Check out this blog post from early last year:
http://whatdayisittoday-ls.blogspot.com/2008/01/another-day-another-box.html My big concern now is not that this might be the only job I'm qualified for, it's that there's a very good chance I'm not.

Friday, January 23, 2009

Plugging In

Three a.m. and I am wide awake, laying in bed and trying to decide what day of the week it is. I know the inauguration was Tuesday. Tuesday THIS week. So that would make today.....sometime after Tuesday. Thursday, maybe. Or Friday. I'm pretty sure about that.

It was my premier "oh crap" moment of the month--and this has been a month full of "Oh Crap" moments. I didn't name this blog "what day is it today" some 18 months ago for nothing. With Kevin's cancer diagnosis and all that followed so quickly, many of those early days morphed into a blur.

Or into a time trudging march of waiting, waiting, waiting which wears on me worse than a busy blur.

So I wasn't pleased this morning to realize that I, again, don't know the day of the week. Briefly I didn't know the date, the week in the month either, as I spent two days reminding Kevin of an appointment this Monday, February 2. Thankfully, something jolted me into the moment and I realized there is another week before his appointment. This is good.
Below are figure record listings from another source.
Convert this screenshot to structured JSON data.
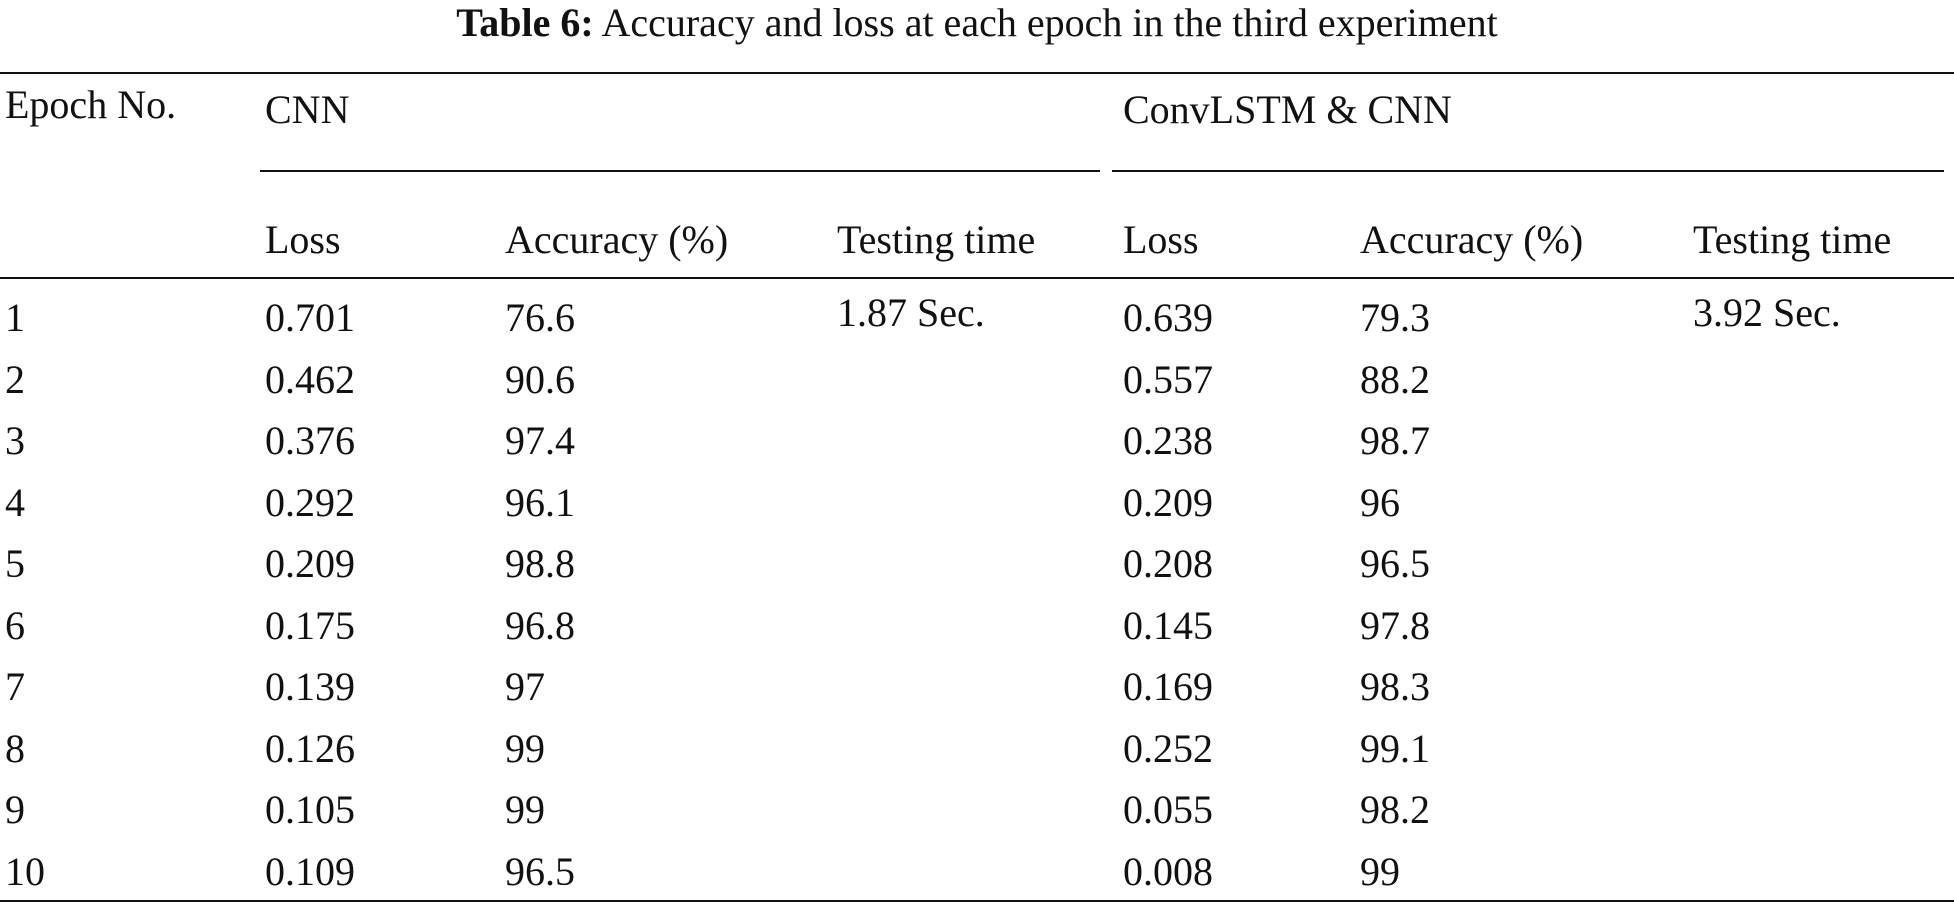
{
  "caption": {
    "label": "Table 6:",
    "text": "Accuracy and loss at each epoch in the third experiment"
  },
  "table": {
    "row_header": "Epoch No.",
    "groups": [
      {
        "name": "CNN",
        "columns": [
          "Loss",
          "Accuracy (%)",
          "Testing time"
        ],
        "testing_time": "1.87 Sec."
      },
      {
        "name": "ConvLSTM & CNN",
        "columns": [
          "Loss",
          "Accuracy (%)",
          "Testing time"
        ],
        "testing_time": "3.92 Sec."
      }
    ],
    "rows": [
      {
        "epoch": "1",
        "cnn_loss": "0.701",
        "cnn_acc": "76.6",
        "conv_loss": "0.639",
        "conv_acc": "79.3"
      },
      {
        "epoch": "2",
        "cnn_loss": "0.462",
        "cnn_acc": "90.6",
        "conv_loss": "0.557",
        "conv_acc": "88.2"
      },
      {
        "epoch": "3",
        "cnn_loss": "0.376",
        "cnn_acc": "97.4",
        "conv_loss": "0.238",
        "conv_acc": "98.7"
      },
      {
        "epoch": "4",
        "cnn_loss": "0.292",
        "cnn_acc": "96.1",
        "conv_loss": "0.209",
        "conv_acc": "96"
      },
      {
        "epoch": "5",
        "cnn_loss": "0.209",
        "cnn_acc": "98.8",
        "conv_loss": "0.208",
        "conv_acc": "96.5"
      },
      {
        "epoch": "6",
        "cnn_loss": "0.175",
        "cnn_acc": "96.8",
        "conv_loss": "0.145",
        "conv_acc": "97.8"
      },
      {
        "epoch": "7",
        "cnn_loss": "0.139",
        "cnn_acc": "97",
        "conv_loss": "0.169",
        "conv_acc": "98.3"
      },
      {
        "epoch": "8",
        "cnn_loss": "0.126",
        "cnn_acc": "99",
        "conv_loss": "0.252",
        "conv_acc": "99.1"
      },
      {
        "epoch": "9",
        "cnn_loss": "0.105",
        "cnn_acc": "99",
        "conv_loss": "0.055",
        "conv_acc": "98.2"
      },
      {
        "epoch": "10",
        "cnn_loss": "0.109",
        "cnn_acc": "96.5",
        "conv_loss": "0.008",
        "conv_acc": "99"
      }
    ]
  }
}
Arriving a week early for a 7:30 a.m. appointment wouldn't have started his Monday on a high note.

The goal for today is to get plugged back in. Find some sunshine in this dreary month of a dreary winter. Start something. Finish something. There are 30 some draft posts that I haven't posted here. Those will start showing up once I've edited some of the colorful language. (I told you it had been a month of "oh crap" moments.)

Oh, and in case you're wondering, it's Friday. All day.

Thursday, January 22, 2009

Things We Learned and Forgot...

"Enjoy yourself. Roam around. Don't break anything."

I read an online report which claims President Obama greeted a White House visitor this week with those words.

This is like one of those "Everything I need to know, I learned in kindergarten..." things. Something we knew and lived by when we were 5 or 6 and somehow forgot along the way.

There's no denying the new presidency begins with plenty of things broken. But politicians through the decades have shown a remarkable ability to add woe to our woes so I'm certain more harm could be done, more could be broken.

Here's hoping our new president will abide by his own words.
"Enjoy yourself. Roam around. Don't break anything."